Josh credits Eddie with significantly raising his awareness of cultures, languages and the entire experience of travel. Eddie’s guidance in the early years has led to “years and years of my joy for traveling,” says Josh. He has been back to Africa numerous times since, both with Eddie and alone. When he went to rural Nigeria in 2008 to create a photography program for teenage girls, he went to Eddie for help. “I needed help with the logistics of bringing equipment into the country and finding power to operate my equipment. Eddie has been doing that kind of stuff for years and he provided me with invaluable information I couldn’t have gotten anywhere else.” On the flipside, it has been a joy for Eddie to watch Josh grow from a boy to a man – one who has a big heart, a social conscience and goes out of his way to help kids. “Josh is a person in whom I am extremely proud; and about whom I can’t say enough good things. He’s an artist, a high-achiever, extremely bright and he uses his talents to help young people. For all his successes, he’s also highly accessible. What he has done with Finding Voice, and all other projects he touches, is incredible.”

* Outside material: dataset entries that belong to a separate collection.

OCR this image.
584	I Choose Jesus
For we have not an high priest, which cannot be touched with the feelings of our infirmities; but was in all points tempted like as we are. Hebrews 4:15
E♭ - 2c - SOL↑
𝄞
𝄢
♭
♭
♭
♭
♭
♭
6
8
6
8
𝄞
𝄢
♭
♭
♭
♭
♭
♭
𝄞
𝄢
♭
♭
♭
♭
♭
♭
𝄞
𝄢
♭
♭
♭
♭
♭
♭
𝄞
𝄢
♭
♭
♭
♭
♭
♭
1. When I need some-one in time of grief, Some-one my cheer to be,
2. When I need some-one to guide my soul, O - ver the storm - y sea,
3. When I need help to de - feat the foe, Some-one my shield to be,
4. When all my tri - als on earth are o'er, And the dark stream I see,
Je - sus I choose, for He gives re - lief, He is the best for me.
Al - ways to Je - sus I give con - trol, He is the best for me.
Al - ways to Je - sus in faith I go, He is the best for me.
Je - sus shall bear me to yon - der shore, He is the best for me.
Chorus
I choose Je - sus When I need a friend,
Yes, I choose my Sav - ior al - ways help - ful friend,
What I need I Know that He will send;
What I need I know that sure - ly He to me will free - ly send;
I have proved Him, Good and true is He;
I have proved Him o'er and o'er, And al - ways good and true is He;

The lifelong friendship Eddie has formed with Josh and his family is a testament to the power of travel and connections you make while experiencing adventures together.  For Josh, travel has opened up not only the world, but it has also helped him to find his calling and establish his unique voice.  “I can’t overemphasize how getting comfortable with travel has allowed me to do what I do now,” he says.

Learn More

With all the places Josh has been and all that he has accomplished, you might be asking yourself what’s next for this talented young man? Looks like the next stop is the Arctic, where he has been invited by the Arctic College in Nunavut, Canada to facilitate a photography and visual storytelling workshop with Inuit artists.

Josh is a highly skilled and talented artist, but more than that he is using his talent to make the world a better place. As Eddie says, “Josh may be soft spoken, unassuming and without ego, but the work he does packs a powerful punch and gets a lot of attention in all the right places. Furthermore, he’s a highly talented photographer whose original and imaginative work is both thought provoking and pleasing to the eye. It’s well worth your time to get to know more about this unassuming, yet dynamic guy.”
 
To learn more about Josh and experience his extensive portfolio of photographs, visit www.joshphotos.com

Josh is also involved in a photographic exhibit currently in Washinton DC – The Way We See It: Young Photographers Examine, Define, and Change Their World. This is a youth photography exhibit in Washington DC from June 18 – September 3, which focuses on a participatory educational process that fosters individual and community awareness, empowerment, and social change.

Tusker Trail and Eddie Frank look forward to many more years of friendship with Josh and his family.